A Pen
Item No. 17
“With a pen, we apply ink to the surface of paper to write. To write what? A letter to a friend, for example. ‘Letters mingle souls,’ wrote the poet Sir Henry Wooten.”A pen is a writing instrument that applies ink to a surface, typically paper. It is for drawing or writing. Pens have a few parts: the barrel, the tip, the ink reservoir, the cap. With a pen, we apply ink in order to write. To write what? A letter to a friend, for example. “Letters mingle souls,” wrote the poet Sir Henry Wooten underscoring the unique capacity for a letter to fortify friendships (On friendship see also C.S. Lewis The Four Loves). (See also catalog entry: Us). What else? Well, writers use pens and notebooks to scribble down notes and ideas. Author Gay Talese, as an example, wrote “Frank Sinatra has a Cold,” after scribbling down notes. He’s not the only one. Ernest Hemingway, Virginia Wolf, Thomas Jefferson, Joan Didion, Oliver Sacks, Henry David Thoreau, Margaret Atwood, William Faulkner, Toni Morrison…Such writers kept notes about interesting things to remember that they’d write about later. Some of them kept diaries or journals (Consider the lost art of journals, (Sadly, some speculate that journals are also falling by the wayside now that we already have moment to moment documentations of our lives on social media. Perhaps keep an eye out for a journal as the next entry in The (Death of a) Thing: The Last Catalog). Also, with a pen we might practice our penmanship or our personal signature so as to sign our name. So as to leave our unique imprint on our work. By the way, pens come in many varieties. Fine point. Medium point. Thick point. And writing by hand with pen and paper activates the brain. There is empirical evidence that writing has psychological benefits. Even so, we tap, tap, tap on a keyboard (or screen). And we express ourselves in emojis. A single icon (See the future catalog entry for word).
If writing by hand improves memory and recall of words and fortifies the foundations of literacy and learning, it seems the roughly three pounds of our own human brain may have some at stake here in the costs. So that our brains really might pay the greatest price.

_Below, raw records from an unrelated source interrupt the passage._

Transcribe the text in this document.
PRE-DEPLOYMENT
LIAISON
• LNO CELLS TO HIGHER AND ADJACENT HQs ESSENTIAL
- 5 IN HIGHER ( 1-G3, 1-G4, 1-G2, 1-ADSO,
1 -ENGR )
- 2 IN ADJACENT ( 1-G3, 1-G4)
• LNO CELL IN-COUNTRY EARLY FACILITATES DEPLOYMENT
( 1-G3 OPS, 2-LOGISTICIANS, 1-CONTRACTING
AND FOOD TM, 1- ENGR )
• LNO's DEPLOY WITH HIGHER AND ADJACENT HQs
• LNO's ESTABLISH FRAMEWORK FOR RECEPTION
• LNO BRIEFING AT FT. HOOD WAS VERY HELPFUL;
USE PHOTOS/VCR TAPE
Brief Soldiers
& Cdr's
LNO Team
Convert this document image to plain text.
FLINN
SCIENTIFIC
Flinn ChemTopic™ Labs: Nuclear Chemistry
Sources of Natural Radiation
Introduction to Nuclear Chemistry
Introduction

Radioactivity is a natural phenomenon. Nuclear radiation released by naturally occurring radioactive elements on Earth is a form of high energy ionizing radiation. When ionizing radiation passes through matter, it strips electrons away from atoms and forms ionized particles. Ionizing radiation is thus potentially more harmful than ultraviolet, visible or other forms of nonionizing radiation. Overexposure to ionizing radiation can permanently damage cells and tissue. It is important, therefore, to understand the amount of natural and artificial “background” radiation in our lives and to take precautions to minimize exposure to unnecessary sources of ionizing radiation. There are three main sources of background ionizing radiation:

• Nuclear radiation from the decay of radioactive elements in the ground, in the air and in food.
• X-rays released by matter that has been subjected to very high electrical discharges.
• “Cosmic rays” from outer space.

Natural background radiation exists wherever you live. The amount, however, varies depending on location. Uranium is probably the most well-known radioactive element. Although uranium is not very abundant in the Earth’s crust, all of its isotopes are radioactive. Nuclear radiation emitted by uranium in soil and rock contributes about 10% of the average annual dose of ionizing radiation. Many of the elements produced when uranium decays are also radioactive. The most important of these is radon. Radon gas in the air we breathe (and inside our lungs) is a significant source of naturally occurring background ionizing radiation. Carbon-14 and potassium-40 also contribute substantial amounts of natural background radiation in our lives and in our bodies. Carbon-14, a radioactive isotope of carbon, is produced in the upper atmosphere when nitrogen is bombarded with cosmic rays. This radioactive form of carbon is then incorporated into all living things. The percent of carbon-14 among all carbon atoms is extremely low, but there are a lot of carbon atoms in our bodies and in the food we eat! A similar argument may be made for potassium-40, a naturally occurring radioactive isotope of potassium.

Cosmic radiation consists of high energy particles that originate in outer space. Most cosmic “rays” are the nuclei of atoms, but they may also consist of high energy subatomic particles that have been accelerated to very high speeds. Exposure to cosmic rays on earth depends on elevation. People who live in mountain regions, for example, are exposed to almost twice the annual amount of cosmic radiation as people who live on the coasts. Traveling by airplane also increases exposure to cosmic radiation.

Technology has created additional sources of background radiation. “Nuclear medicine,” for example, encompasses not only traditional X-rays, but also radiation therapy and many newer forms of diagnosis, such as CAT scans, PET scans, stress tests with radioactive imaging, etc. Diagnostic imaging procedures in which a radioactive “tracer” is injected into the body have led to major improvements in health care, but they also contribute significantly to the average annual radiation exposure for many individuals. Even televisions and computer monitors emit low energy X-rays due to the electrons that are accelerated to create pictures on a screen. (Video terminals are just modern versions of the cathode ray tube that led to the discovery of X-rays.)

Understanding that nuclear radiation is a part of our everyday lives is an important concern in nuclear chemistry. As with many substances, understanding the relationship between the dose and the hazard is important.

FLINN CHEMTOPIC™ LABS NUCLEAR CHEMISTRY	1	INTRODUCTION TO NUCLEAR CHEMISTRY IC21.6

That perhaps the ‘stylus to iPad’ or better yet, pen to paper, might serve surprising cognitive benefits given the “complexity of the process and how it forces different brain systems to work together.”
Grey matter aside, though, the biggest cost might just be that friend or family member that never receives our own unique and hand crafted signature at the end of a (love) letter.
So much for love.
(See catalog entry for Letter Writing.)
Other specifications:
The average pen is about 5 to 6 inches long, or 130 to 140 millimeters, which is roughly the size of an adult hand.